Türkiye’de hasta başına düşen doktor ve hemşire sayısının dünya ortalamasının altında olduğuna işaret eden SES Diyarbakır Şube Eşbaşkanı Güldiken, “Dünya Sağlık Örgütü verilerine göre bir doktor başına düşen hasta sayısı 341 iken, Türkiye’de 498’dir. Bir hemşire başına düşen hasta sayısı 102 iken, Türkiye’de 431’dir. Bir Diş Hekimi başına düşen hasta sayısı; bin 685 iken Türkiye’de 2 bin 49’’dır.” dedi.
‘SALGINLA BİRLİKTE MOBBİNG ARTTI’
Salgının yayılmasına paralel olarak sağlık çalışanlarının da iş yükünün arttığına işaret eden SES Diyarbakır Şube Eşbaşkanı Güldiken, “Hastanede tedaviye ihtiyacı olan insanların kar kat fazlası insan bu kışkırtılmış sağlık algısıyla sağlık kuruluşlarına gidiyor ve ilaca bağımlı, bu sağlık sistemini besleyen durumda maalesef. Sağlık alanında çalışma süreleri, dünya ortalamasının üzerindeydi. Bu salgınla birlikte daha da arttı ve var olan mobbing daha da fazlalaştı. Ücretler, performansa dayalı döner sermaye biçiminde şekillendiği için emekliliğe yansımıyor. Dolayısıyla bu alanda da bir iyileşmeye ihtiyaç var.” ifadelerini kullandı.
‘SALGIN YAYILIRSA STOKLAR YETMEYECEK’
Sağlık çalışanlarının mücadele koruyucu sağlık ekipmana ihtiyaç duyduğuna işaret eden Şiyar Güldiken, koruyucu sağlık ekipmanı ihtiyacının bir an önce giderilmesini gerektiğinin altını çizerek, “Görüştüğümüz her idareci, bu ekipmanların kişi başına az sayıda verildiğini kabul ediyor ve tasarruflu kullandıklarını, salgının artması durumunda var olan stokların yetmeyeceğini ifade ediyor. Oysa sağlıktan tasarruf edilemez diyoruz ve bunun basit bir slogan olmadığı herkes tarafından anlaşıldı.” diye konuştu.
‘KENDİNİ DEĞERSİZ HİSSEDİYOR’
Virüs nedeniyle herkesin yaşam rutinin bozulduğunu belirsiz bir geleceğin insanlarda tedirginlik yarattığına işaret eden Güldiken, sağlık çalışanlarının da bundan etkilendiğini vurgulayarak, “Bütün bunların yanında virüsle mücadelede mesleği gereği birebir karşılaşıyor. Birçoğunun evde birlikte yaşadığı kronik hastalığı olan, yaşlısı, çocukları var. Salgın öncesindeki yaşamları gibi bir yaşamları şu anda yok maalesef. Sorumlulukları daha da artmış durumda ve virüsü bulaştırma kaygıları var. Özellikle ekipman eksikliği burada çok büyük bir öneme sahip. Çünkü kendini terkedilmiş, kendi haline bırakılmış ve değersiz hissediyor. Alkış, duygusal olarak güçlendirici ve motive edici bir araçtır ve onaylanmak anlamına gelir. Ancak çalışma koşulları iyileştirilmediğinde, bu alkışın samimi olmadığı duygusu gelişiyor ve kırılma başlıyor.” şeklinde konuştu.

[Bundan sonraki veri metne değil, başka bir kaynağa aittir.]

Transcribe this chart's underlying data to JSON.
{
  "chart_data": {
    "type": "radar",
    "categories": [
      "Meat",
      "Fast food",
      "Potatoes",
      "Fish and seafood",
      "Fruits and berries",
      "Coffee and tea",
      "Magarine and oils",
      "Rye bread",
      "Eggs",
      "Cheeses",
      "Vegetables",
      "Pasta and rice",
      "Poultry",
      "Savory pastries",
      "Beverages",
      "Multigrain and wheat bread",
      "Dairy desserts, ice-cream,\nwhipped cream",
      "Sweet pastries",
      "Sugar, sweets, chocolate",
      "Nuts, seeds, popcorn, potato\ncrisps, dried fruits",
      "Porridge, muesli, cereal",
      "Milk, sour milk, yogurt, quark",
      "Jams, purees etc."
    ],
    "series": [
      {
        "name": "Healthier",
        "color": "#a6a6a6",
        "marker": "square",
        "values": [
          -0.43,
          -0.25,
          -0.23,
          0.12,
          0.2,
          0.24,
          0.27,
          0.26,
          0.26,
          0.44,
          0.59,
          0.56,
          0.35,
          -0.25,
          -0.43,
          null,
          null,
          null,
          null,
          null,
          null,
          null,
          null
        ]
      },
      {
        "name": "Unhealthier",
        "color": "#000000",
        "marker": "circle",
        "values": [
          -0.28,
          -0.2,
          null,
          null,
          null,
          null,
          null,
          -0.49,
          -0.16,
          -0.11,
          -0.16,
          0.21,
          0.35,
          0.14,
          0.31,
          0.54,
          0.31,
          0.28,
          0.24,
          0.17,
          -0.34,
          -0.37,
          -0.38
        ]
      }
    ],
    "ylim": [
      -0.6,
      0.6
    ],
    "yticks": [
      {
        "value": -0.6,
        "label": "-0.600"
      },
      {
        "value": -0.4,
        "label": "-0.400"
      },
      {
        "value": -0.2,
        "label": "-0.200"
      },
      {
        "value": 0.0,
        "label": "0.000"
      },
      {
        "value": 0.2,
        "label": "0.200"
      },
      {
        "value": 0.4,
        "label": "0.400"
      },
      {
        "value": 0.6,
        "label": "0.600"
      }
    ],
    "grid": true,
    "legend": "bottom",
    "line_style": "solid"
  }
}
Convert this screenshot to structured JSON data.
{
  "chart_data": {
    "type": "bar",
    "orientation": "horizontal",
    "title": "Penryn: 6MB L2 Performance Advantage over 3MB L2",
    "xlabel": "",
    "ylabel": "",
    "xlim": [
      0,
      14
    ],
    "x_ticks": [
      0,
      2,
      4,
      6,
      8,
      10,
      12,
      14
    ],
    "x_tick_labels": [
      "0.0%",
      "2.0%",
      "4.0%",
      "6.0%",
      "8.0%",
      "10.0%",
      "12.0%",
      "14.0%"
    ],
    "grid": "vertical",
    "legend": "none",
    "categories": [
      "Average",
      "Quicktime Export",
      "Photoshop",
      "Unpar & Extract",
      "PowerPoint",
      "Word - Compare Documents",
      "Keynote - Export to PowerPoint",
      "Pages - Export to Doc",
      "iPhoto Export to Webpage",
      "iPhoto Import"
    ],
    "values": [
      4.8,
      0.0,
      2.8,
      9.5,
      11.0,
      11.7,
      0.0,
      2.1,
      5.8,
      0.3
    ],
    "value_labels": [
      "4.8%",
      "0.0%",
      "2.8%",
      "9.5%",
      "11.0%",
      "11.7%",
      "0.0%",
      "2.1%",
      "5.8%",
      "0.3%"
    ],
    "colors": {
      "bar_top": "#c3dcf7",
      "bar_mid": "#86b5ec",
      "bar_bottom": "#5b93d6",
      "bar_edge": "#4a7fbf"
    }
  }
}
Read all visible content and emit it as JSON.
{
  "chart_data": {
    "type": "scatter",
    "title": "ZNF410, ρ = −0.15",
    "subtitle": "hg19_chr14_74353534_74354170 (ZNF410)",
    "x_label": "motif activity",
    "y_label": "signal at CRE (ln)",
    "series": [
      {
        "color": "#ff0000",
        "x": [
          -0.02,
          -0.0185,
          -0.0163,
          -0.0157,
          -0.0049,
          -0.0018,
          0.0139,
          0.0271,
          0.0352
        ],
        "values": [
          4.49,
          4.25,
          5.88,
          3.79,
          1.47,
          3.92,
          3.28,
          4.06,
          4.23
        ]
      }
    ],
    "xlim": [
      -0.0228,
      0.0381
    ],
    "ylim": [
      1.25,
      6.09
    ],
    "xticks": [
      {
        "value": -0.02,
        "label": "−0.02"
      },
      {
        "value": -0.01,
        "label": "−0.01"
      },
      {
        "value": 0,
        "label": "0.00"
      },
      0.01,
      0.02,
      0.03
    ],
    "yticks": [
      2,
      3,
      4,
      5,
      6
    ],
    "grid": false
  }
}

‘ODALARDA TEK KİŞİ KALINIYOR’
Hastanelerinin “Pandemi” olarak belirlenen birimlerinde çalışanların evlerine gidemediğini belirten Güldiken, şunları söyledi: “Bazı hastanelerin poliklinik dışında kalan binaları, bazılarının da ayrılmış bölümleri, Pandemi birimleri olarak planlanmış durumda. Bu birimlerde çalışmayanlar evlerine gidiyor. Ama birebir Covid-19 hastasıyla çalışan sağlıkçılar için yurtlar ayarlanmış. Diyarbakır’da da böyle bir yurt var ve kalan sağlıkçılar var. Odalarda tek kişi kalınıyor. Ayrıca bir otel de bu dönemde güzel bir dayanışma sağladı. Orada da konaklayan sağlık emekçileri var.”
‘DAHA FAZLA TESTE İHTİYAÇ VAR’
Yetkililerle en son görüşmelerinde 500 civarında test yapıldığının kendilerine aktarıldığını belirten Güldiken, “Ancak bu sayı net değil, çünkü şeffaf bir süreç yok maalesef. Çok daha fazla test yapılmalıdır. Dünya deneyimi bize şunu söylüyor; ne kadar test o kadar teşhis demektir. Ve teşhis yaptıkça filyasyon yani bulaşma durumu da daha hızlı kontrol altına alınabilir.” dedi.